As quartas de final, porém, providenciaram o primeiro adversário realmente difícil: a Argentina. Lionel Scaloni armou bem seu time para espelhar a formação da Holanda e, num embate equilibrado, Messi encontrou os caminhos para abrir uma vantagem de dois gols. Entretanto, o velho Van Gaal tinha suas cartas na manga. Ao apostar em dois grandalhões na área, conseguiu o empate milagroso, com direito a uma jogada ensaiada que mudou toda a história no último minuto dos acréscimos do segundo tempo. O veterano voltava a ser personagem. Só não podia reverter o destino nos pênaltis dessa vez. Se Andries Noppert foi um baita achado do comandante, ele não seria um Tim Krul.

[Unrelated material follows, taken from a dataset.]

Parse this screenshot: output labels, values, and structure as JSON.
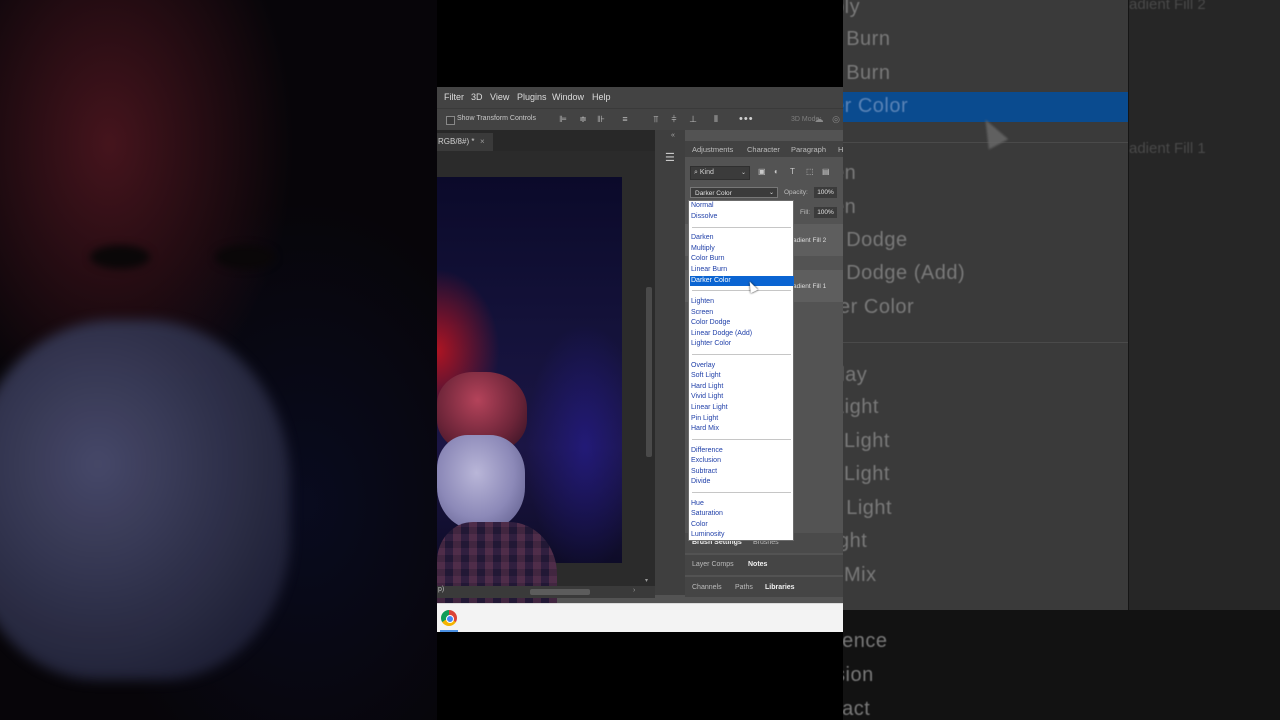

Van Gaal precisou ouvir os desaforos de Messi no final de um jogo quente, no qual o próprio técnico havia elevado a temperatura. Restou se despedir dessa terceira passagem pela Holanda invicto com bola rolando e também das Copas do Mundo sem uma derrota sequer sem ser nos pênaltis. A Argentina, por duas vezes, o frustrou. Mas Van Gaal pôde ser sua versão mais autêntica neste Mundial: falador, querido por muitos jogadores, execrado por outros – dessa vez, aparentemente, não por seus comandados. Sobretudo, conseguiu elevar as perspectivas de uma equipe com suas limitações. Não deu para cumprir seu sonho, mas só de viver por isso já deve ter sido bom demais.